Orona et al.  indicates that the percentage of edible nut is an important parameter due to the price of nuts at the time of its commercialization. Our results indicated a mean percentage of edible nut of 60%, which can be qualified as Quality I. In addition, these data are above that reported by Soto et al.  that indicate a percentage of edible nut of 58.2%. On the other hand, Flores et al.  , showed an edible nut percentage of 58.4%. Both results were obtained when mineral and organic fertilization was performed.
The consumer now not only focuses on the good color and taste of products, but also looks for products that provide health benefits. Therefore, parameters such as the total phenolic content in the walnut and the antioxidant capacity were measured. Domínguez-Ávila et al.  indicated that nuts such as pecans contain beneficial oils for human consumption and they are also a good polyphenolic source. At the same time, the nut consumption has been linked to a reduction in lipid levels and oxidative stress for human beings. However, these effects have been attributed to those oils contained in the nut, without considering the possible phenolic contribution.
In our results, the mean for total phenolic content was 225 mg GA g−1. Atanosov et al.  reported that the total phenolic content of pecan nuts between two walnut varieties was 20.16 mg GA g−1 and 15.56 mg GA g−1 for walnut (Juglans regia). On the other hand, Flores et al.  compared a two-year production which reports 82.41 mg GA g−1 in the low production year and 49.93 mg GA g−1. It was found that the results were affected by the amount of production that the walnut has; since that overload volume of nuts will alternatively produce lower quality nuts. In another study, where the phenolic content was compared in two varieties, the results indicated that the total phenolic content was 23.13 mg・g−1 of the Wichita variety and 19.25 mg・g−1 for the Western variety  . The results in our research are superior over those reported by previous authors. This may be because the phenolic strength varies depending on the extraction methods, crop conditions and geographical area of the crop   .
Alternatively, the antioxidant capacity is correlated with the polyphenolic strength of compounds and some individual polyphenols  . The results of antioxidant activity show an average of 180.92 mg Trolox g−1. These results are consistent with those results indicated by Flores et al.  , who reported values of 137.20 mg Trolox g−1 in the low production year and 115.39 mg Trolox g−1 in the high production year. From this parameter, all the factors show a significant contribution and it is confirmed that the application of organic amendments contributes to improve the quality of nuts   .

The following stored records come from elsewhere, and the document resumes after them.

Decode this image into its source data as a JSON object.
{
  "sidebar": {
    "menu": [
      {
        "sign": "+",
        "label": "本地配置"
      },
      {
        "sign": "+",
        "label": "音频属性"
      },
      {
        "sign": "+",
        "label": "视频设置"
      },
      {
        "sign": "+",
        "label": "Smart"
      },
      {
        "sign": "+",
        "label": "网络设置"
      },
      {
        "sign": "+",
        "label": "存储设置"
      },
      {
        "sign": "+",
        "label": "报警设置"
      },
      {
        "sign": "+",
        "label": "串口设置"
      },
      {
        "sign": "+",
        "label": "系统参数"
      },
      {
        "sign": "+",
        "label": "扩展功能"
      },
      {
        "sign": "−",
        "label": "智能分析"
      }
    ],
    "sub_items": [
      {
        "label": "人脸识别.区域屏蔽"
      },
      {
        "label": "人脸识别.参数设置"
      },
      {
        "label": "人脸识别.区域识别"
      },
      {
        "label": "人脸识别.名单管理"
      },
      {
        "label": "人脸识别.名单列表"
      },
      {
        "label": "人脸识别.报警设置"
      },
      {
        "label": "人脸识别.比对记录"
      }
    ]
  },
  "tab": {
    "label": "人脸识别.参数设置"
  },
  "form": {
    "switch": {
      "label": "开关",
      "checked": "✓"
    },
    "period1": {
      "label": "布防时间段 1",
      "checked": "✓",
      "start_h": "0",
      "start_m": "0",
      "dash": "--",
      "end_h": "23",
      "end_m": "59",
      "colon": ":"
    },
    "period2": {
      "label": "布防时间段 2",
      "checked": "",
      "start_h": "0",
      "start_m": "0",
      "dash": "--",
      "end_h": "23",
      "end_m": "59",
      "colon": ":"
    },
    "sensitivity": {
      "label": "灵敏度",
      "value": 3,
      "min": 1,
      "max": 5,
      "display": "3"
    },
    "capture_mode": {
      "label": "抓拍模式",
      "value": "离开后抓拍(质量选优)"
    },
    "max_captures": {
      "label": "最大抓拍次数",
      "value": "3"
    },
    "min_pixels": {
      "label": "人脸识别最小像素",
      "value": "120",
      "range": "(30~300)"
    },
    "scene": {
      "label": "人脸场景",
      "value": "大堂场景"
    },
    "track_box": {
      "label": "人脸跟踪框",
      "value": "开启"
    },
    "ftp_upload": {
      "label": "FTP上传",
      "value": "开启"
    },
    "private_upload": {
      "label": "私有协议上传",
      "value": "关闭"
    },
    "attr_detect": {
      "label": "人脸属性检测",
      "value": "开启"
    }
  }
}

It is concluded that the N was a factor with the greatest impact on yield, quality and antioxidant capacity in pecan nuts. It was also found that the combination of mineral and organic fertilization helps to maintain the production and quality ranges of the nut. In turn, these factors contribute to the increase of the phenolic strength and antioxidant capacity. The optimal dose of fertilization to obtain the maximum production, quality, total phenols and antioxidant capacity in pecan tree was: 184 kg・ha−1 of N, 107.4 kg・ha−1 of P2O5, 50 kg・ha−1 of K2O and 2777 L・ha−1 of liquid humus. Finally, mineral fertilization supplemented with organic fertilization is considered a good fertilization strategy for pecan trees and its possible benefits to health and the environment.